The night did not come without criticism as there were outbursts from a few people who lambasted Trudeau over the Trans Mountain pipeline, First Nations titles and rights and the arrests RCMP made southwest of Houston, where members of the Gidimt’en clan of the Wet’suwet’en First Nation had set up a blockade to a pipeline project route across their territory.
The prime minister attempted to talk through the criticism before moving on to other questions. No one was ejected or cut off while taking Trudeau to task.
In response to a heated series of questions and comments from Stl'atl'lmx's Tilly Innes about First Nations oppression in Canada, Trudeau said the country has much to apologize for and move forward on – progress he said will take time to achieve.
“We know that we have to get out from under this Indian Act,” Trudeau said, adding that the federal government needs to work with First Nations to ensure they are taking back control of their land, children, governance and future.
Innes accused the prime minister of lying when he said the government was making progress in this area.

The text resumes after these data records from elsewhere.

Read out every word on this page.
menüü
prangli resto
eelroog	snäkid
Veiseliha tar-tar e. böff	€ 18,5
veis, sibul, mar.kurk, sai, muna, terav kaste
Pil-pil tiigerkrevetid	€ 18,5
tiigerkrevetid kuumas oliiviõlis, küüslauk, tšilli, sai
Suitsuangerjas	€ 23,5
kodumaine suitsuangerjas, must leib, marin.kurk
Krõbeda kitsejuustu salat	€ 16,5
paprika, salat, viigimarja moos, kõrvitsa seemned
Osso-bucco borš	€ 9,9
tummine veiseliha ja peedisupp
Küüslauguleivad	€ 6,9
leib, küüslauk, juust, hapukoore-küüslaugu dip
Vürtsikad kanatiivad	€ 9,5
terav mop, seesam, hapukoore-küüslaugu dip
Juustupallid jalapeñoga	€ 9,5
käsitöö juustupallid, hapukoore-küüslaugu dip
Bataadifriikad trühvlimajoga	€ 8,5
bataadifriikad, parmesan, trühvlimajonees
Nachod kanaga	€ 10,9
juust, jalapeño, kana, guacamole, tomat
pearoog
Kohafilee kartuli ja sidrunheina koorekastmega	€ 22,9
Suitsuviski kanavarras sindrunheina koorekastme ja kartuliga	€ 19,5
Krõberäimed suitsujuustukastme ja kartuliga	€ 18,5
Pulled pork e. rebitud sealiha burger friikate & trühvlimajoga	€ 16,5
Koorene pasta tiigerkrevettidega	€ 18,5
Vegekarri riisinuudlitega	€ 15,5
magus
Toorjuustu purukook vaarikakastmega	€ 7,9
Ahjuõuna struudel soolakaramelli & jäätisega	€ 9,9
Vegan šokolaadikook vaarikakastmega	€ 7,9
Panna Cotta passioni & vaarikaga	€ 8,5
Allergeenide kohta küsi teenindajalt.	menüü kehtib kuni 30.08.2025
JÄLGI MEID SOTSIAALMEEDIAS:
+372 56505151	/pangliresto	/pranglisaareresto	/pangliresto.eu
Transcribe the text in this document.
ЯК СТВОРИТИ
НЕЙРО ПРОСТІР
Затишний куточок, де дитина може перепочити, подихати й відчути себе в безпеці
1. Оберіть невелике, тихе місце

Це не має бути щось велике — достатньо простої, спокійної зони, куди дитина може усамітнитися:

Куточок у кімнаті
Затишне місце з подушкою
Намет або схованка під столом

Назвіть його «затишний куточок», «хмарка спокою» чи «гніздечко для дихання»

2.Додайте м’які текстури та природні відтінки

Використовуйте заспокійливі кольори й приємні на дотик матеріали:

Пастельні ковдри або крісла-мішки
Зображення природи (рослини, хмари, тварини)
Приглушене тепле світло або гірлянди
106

“That partnership is what we’re working on and it’s difficult,” Trudeau said.
During the course of the night, Trudeau also faced questions about his much-criticized trip to India, U.S. President Donald Trump, Syrian refugees, pay equity and TRU professor David Scheffel, who has been jailed in Slovakia.
Scheffel faces charges of on child porn and sex assault charges, which he contends have been fabricated by a Slovak government upset with his research on the Romani, a people marginalized by government of the Eastern European country.
Trudeau said there isn’t much his government can do in terms of consular support as Scheffel is a Dutch citizen, but noted his officials have been “working very closely with Dutch authorities to make sure he’s getting all the support he can in the situation he’s in right now.”
Trudeau, however, did not elaborate as to what that work has entailed.
The person who asked about Trudeau’s trip to India said he heard “it wasn’t good.”
The trip made headlines last February when a Canadian man convicted in a failed attempt to assassinate an Indian cabinet minister in 1986 on Vancouver Island was invited by a Liberal MP to a formal event hosted by the Canadian High Commission in Delhi.
“There were some challenges on that trip that if we had to do it again, we might not repeat, but at the same time, we had some very positive economic investments, we had some jobs created — and it was a trip that happened,” Trudeau said.
When asked about Trump linking forest fires in California to Canada’s lumber prices, Trudeau said Canadians expect two things from him when it comes to the U.S. president: maintain a constructive relationship and stand up for Canadian values and interests.
“I try not to weigh in on various things that he says as a matter of course,” Trudeau said. “As to any links between fallen logs and brush fires, I will defer to experts and scientists on that.”
One man brought up the 2017 murder of 13-year-old Burnaby girl Marrisa Shen and the Syrian refugee Ibrahim Ali , who has been charged in connection to her death – suggesting a link with Trudeau’s refugee policies.
The question was met with claps and boos from those in the crowd and Trudeau answered by saying he didn’t think generalizing immigration policies to incidents like Shen’s murder were helpful or useful.
“At a time when the world is hardening in its hearts to immigration and not seeing the economic benefits of welcoming people who are looking for nothing more than the opportunity to work hard and build a better future for themselves and their kids, I think there’s an extraordinary opportunity for Canada,” Trudeau said.
One woman asked how Trudeau intends to as address the wage gap, to which Trudeau noted his cabinet, which is 50 per cent female and passing pay equity legislation for men and women last fall.
Many students and young people were among those who attended the town hall meeting.
George Gavriel, a third-year TRU student, said he attended because he felt that meeting the prime minister was something he should do.
Third-year TRU communications student Kailee Duncan told KTW that as an Indigenous student, she attended the forum in an effort to represent her people.
“We want Justin Trudeau to be accountable for his actions,” she said.